Inclusive Education: A Presentation by Gordon Porter
Gordon Porter is the director of Inclusive Education Canada. On December 8, he spoke to a gathering of interested professionals and parents about why school inclusion is still not fully developed and understood, and where we might go from here. Some points made:
- In 2007, Canada and all its provinces, along with many other countries, signed on to the UN’s Convention on the Rights of Persons with Disabilities, which stated member countries “shall ensure an inclusive education system. (Article 24). We’re committed to this.
- Every provincial ministry says it’s goal is to be inclusive…but accountability for schools is still a problem.
- Inclusion does not mean every child in the classroom all the time. It’s silly to think that there won’t be times that some children will benefit from some individual learning, or time to regroup. But alternatives have to be for the benefit of the student, not the convenience of the teacher or school. Pullout and segregated programs are far too often used to make teaching “easier.”

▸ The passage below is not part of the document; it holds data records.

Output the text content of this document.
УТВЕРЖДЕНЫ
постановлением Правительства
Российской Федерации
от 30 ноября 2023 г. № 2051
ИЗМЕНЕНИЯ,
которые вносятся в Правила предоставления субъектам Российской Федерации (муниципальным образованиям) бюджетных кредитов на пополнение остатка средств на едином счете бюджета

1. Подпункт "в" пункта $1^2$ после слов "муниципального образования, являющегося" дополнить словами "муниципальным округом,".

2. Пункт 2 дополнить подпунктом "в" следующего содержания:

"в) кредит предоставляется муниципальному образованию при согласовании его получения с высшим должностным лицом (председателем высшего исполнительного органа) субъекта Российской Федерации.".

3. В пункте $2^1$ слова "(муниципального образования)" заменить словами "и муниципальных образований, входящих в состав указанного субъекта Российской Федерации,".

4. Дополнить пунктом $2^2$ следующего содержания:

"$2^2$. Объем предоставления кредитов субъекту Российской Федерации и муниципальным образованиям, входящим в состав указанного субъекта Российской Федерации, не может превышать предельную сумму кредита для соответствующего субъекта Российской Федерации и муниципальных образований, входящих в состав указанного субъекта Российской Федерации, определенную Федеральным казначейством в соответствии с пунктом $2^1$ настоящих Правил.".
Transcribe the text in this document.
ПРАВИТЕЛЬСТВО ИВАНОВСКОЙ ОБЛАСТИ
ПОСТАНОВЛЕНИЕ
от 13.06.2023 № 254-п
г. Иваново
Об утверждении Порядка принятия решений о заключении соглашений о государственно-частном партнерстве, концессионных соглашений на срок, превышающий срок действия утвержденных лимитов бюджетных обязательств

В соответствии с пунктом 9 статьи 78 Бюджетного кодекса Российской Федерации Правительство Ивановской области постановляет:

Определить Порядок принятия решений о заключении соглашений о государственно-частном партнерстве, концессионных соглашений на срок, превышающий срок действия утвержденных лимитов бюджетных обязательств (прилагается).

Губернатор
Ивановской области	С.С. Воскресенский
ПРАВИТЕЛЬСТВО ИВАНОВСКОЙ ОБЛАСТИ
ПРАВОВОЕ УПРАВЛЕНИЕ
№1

- What’s social capital? It’s the value of our social connections. Who we know determines our social life, our opportunities to be in the community, and even opportunities for employment. We all need it. People with disabilities need it more than most. Inclusive education is an essential way to get it.
“The best predictor of school success is who you are educated with.”
– Douglas Willms
Thanks to Education Solutions Manitoba and Barrier Free Manitoba for hosting this event!